CEO Jamie Dimon said he remains optimistic about the administration's plans, despite some setbacks for Trump early this year, including failure to win sufficient Congressional backing for an Obamacare replacement bill,
"When you have a new President and they get going, the nine months after the 100 days is going to be a sausage-making period," he said on a call with analysts.
"It is a pro-growth agenda," he added, and "if that took place, it would help all Americans. To expect it to be smooth sailing, that would just be silly."
The bank's stock fell 1.2% to $84.40 in New York trading on Thursday, widening this year's losses to 2.2%.
While JPMorgan's trading businesses have boomed amid recent geopolitical shifts, some of the growth is due to business won from competitors, the company noted. Continuing to expand its slice of the market at the same levels is likely to prove difficult.
"If you look back over 2016, and even 2015 and 2016, it's true and clear that we've gained reasonable share not just in fixed income -- but also in equities," CFO Marianne Lake said on the call. "We will defend that share, but the competition is back and healthy and you can't expect us to continue to gain share at those kind of levels. We want to defend it, but it's a healthy competitive market right now."
On average, total trading revenue for Wall Street firms probably jumped 15% from a year earlier, Deutsche Bank estimated before earnings reports began. Investor optimism over Trump's proposals to stimulate the economy with tax cuts and spending led to greater confidence in corporate bonds during the first quarter, driving price gains.

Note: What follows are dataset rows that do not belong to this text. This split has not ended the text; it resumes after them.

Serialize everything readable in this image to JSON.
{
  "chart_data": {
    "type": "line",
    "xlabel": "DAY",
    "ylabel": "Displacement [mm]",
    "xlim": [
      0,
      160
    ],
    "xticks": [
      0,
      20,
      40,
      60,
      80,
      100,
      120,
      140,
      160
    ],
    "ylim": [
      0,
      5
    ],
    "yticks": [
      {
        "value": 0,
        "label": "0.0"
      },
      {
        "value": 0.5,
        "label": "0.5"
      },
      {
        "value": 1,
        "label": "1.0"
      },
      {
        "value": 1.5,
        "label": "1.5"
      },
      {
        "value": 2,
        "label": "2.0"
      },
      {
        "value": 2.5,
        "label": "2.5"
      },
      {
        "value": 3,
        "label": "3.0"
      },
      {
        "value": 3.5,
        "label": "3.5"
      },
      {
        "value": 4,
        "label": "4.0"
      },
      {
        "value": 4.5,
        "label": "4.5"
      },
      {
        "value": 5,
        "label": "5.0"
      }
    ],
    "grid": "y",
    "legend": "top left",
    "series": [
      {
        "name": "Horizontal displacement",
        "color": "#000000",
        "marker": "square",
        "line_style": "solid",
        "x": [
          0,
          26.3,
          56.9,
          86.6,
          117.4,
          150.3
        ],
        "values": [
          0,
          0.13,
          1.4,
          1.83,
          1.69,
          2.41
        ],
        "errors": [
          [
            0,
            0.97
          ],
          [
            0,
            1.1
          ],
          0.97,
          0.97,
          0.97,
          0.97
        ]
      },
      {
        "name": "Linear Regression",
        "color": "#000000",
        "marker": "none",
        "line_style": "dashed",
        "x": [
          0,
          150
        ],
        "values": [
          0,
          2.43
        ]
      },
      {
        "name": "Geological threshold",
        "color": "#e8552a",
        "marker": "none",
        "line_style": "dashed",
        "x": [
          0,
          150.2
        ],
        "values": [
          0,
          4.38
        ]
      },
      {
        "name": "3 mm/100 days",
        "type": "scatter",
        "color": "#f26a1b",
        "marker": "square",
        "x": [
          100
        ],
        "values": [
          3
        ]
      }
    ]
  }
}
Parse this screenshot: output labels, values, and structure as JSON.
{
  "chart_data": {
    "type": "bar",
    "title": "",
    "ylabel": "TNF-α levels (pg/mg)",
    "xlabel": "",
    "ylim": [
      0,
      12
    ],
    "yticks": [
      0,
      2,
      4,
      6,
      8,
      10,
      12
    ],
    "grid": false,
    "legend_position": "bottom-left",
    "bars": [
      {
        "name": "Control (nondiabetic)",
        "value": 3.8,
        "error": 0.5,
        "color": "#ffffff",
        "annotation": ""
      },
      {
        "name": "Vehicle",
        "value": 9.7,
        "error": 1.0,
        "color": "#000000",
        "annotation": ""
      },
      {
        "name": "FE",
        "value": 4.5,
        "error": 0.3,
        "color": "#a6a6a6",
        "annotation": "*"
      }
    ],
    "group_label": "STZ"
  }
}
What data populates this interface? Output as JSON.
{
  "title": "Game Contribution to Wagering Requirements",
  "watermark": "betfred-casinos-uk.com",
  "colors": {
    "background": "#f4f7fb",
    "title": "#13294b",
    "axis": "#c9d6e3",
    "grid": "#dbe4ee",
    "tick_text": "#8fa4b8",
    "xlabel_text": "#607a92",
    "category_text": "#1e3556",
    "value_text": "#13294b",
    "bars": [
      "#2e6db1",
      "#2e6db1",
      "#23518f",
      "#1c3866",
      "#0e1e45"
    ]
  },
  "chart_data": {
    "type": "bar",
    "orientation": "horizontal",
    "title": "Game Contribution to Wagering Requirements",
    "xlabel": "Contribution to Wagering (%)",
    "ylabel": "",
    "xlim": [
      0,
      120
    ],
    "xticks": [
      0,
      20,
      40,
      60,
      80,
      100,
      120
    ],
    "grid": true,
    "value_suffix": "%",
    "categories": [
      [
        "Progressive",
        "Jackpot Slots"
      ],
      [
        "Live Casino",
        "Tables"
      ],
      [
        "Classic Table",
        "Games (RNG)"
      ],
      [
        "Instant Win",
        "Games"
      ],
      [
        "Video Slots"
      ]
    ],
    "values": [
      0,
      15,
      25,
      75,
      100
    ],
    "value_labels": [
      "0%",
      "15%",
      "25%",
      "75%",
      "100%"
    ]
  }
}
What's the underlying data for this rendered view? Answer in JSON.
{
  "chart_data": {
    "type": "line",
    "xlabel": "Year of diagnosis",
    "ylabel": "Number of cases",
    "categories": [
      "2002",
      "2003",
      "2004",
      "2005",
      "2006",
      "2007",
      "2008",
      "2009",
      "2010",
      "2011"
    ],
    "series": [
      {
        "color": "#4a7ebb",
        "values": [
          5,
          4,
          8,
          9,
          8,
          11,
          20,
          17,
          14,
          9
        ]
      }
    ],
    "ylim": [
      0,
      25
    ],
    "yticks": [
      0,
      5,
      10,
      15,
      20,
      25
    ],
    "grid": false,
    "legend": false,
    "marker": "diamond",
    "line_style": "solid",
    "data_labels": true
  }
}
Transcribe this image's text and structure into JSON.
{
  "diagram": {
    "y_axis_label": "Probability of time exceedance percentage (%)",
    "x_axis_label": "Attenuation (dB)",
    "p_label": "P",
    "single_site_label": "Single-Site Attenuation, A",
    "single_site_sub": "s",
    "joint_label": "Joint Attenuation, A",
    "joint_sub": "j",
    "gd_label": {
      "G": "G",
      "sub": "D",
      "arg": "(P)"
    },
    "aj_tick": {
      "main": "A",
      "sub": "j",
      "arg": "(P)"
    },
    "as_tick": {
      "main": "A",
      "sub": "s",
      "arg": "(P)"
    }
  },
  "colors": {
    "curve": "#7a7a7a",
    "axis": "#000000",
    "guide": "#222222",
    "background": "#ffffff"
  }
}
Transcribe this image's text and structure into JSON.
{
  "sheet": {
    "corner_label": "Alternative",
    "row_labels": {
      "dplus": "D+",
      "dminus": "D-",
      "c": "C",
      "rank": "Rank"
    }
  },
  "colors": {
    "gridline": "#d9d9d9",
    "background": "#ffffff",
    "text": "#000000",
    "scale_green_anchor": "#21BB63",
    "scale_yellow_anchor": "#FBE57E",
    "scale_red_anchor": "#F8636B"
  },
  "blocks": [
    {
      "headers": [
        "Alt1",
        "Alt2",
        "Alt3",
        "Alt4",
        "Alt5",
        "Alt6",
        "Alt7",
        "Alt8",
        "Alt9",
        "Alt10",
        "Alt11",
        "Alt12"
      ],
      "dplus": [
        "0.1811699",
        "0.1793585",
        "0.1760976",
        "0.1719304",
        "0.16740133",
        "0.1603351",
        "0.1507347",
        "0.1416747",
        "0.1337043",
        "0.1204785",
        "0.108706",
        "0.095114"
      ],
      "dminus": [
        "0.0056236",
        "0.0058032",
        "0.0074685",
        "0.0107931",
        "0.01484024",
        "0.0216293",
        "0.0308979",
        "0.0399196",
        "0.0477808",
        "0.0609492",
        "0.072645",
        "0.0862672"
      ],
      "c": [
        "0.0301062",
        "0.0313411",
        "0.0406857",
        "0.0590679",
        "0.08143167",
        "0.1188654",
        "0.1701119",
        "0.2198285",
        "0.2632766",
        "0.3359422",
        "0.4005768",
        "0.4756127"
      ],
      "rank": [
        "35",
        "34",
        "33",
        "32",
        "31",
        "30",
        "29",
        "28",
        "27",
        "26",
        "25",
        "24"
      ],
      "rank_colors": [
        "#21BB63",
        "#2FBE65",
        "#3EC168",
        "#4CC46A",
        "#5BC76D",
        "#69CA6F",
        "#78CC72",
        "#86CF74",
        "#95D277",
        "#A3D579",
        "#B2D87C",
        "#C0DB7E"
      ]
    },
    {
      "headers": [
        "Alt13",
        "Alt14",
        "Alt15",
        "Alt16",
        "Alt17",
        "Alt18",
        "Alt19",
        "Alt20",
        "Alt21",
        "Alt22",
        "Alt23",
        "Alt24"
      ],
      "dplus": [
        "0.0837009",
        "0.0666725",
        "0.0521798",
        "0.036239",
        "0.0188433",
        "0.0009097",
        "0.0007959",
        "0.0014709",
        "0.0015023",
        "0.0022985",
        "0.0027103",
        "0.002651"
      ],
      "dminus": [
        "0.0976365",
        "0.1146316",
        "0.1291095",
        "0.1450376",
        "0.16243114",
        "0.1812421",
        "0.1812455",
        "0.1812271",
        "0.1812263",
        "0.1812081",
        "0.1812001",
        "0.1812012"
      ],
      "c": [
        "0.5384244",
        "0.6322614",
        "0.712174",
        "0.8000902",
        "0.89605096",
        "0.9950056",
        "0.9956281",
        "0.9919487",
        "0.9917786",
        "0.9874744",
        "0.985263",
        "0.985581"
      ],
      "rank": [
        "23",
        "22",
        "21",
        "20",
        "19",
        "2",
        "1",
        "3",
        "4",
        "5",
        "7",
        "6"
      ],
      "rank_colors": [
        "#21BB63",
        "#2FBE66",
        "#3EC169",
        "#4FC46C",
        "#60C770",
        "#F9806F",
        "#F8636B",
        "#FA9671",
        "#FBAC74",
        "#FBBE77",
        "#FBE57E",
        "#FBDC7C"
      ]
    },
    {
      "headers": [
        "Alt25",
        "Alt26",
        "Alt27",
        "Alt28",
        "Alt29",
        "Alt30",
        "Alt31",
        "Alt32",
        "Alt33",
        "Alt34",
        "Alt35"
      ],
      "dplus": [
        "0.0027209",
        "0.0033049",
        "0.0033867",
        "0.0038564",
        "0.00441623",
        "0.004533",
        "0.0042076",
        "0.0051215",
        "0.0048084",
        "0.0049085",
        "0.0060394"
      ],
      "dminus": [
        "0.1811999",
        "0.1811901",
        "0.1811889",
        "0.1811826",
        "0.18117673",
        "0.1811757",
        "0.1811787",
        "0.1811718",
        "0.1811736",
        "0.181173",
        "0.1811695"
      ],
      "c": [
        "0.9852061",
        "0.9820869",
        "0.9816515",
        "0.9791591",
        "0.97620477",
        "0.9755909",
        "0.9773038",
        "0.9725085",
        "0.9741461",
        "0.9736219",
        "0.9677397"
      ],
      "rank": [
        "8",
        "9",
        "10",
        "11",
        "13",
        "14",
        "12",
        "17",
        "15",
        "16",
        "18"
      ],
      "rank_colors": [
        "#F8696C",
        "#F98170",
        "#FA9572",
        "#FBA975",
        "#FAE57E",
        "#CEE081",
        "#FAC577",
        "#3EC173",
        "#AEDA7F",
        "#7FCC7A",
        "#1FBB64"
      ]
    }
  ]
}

A boom in new debt issuance by companies drove a frenzy of transactions in the secondary market. Gains from "health" fixed-income growth are likely to be pared slightly by weaker revenue from stock trading, however, Susan Roth Katzke of Credit Suisse predicted in a note to clients last week. Revenue from equity trades rose 2% at JPMorgan, to $1.61 billion.
The major banks on average probably saw a 20% jump in investment-banking fees, as more companies sold shares through initial public offerings amid a surge in U.S. stock-market valuations, analysts said. The fees climbed 37% to $1.8 billion at JPMorgan.